Including you. Big bucks. A share of that pie, oh boy, and you would be heading to the local Ferrari dealer!
With this approach, chances are that you will never sit behind the steering wheel of the Caballo Rampante. There is a real trap of building a business plan based on big numbers and large markets instead of focusing on creating a solution for just one customer.
Take any large market and set a target to capture a certain share of the market, and your Excel will show a serious business case almost regardless of the size of the market share you will be aiming. 1% of billion dollars is 10 million, which sounds nice. The IOT market is forecast to be 150 Billion dollars soon, or more money that you can think of. Surely, I can grab a share of that, right?

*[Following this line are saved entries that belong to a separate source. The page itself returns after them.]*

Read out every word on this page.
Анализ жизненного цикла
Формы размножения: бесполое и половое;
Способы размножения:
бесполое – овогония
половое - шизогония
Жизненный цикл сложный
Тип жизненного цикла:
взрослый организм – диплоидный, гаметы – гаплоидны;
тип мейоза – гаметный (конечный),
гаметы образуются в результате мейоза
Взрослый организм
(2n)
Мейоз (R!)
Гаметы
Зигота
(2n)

The problem is: this top-down method of planning tells more about the business potential, and less about the actual turnover that you can generate. Do you have any chance of actually getting any share of that pie?
The targeted revenue is a utopia, until you get the customers to buy from you.
Living in a utopia is … well, not for you.
To avoid the pitfalls of living in a dream world, consider the alternative approach instead: design your stuff for just one customer, bottom up.
Yes, just one.
Figure out what makes a single customer click so that s/he decides to open the wallet and buy from you.
This is the most important thing to get right in the beginning: the value proposition of a single customer. Whatever you do, needs to work one-on-one or it doesn’t work at all.
Over time, let the small numbers convert to big. One win, one invoice, one charge at a time.
When starting a small business, every new day starts with a disbelief seeing no payments in the cash register, and in the course of the day you see how the figures mount up to a total tally for the day.
This is the way how the millions and billions are made. You win the heart of one person at a time, make him happy and hopefully loyal to return again as a customer. When you can repeat the sale time after time, you can start scaling up your business.
What you don’t do is to convince a 10% of a market of 100 Billion during the next 12 months.
You do it one by one. Day after day.
Now this is a sobering thought and sets practical priorities for creating a feasible plan for a new business or product. After identifying the market you want to address, the most important thing in the plan is to focus on designing remarkable value for the customer and verifying that the value actually is there.
Get the small things right. The big numbers will follow.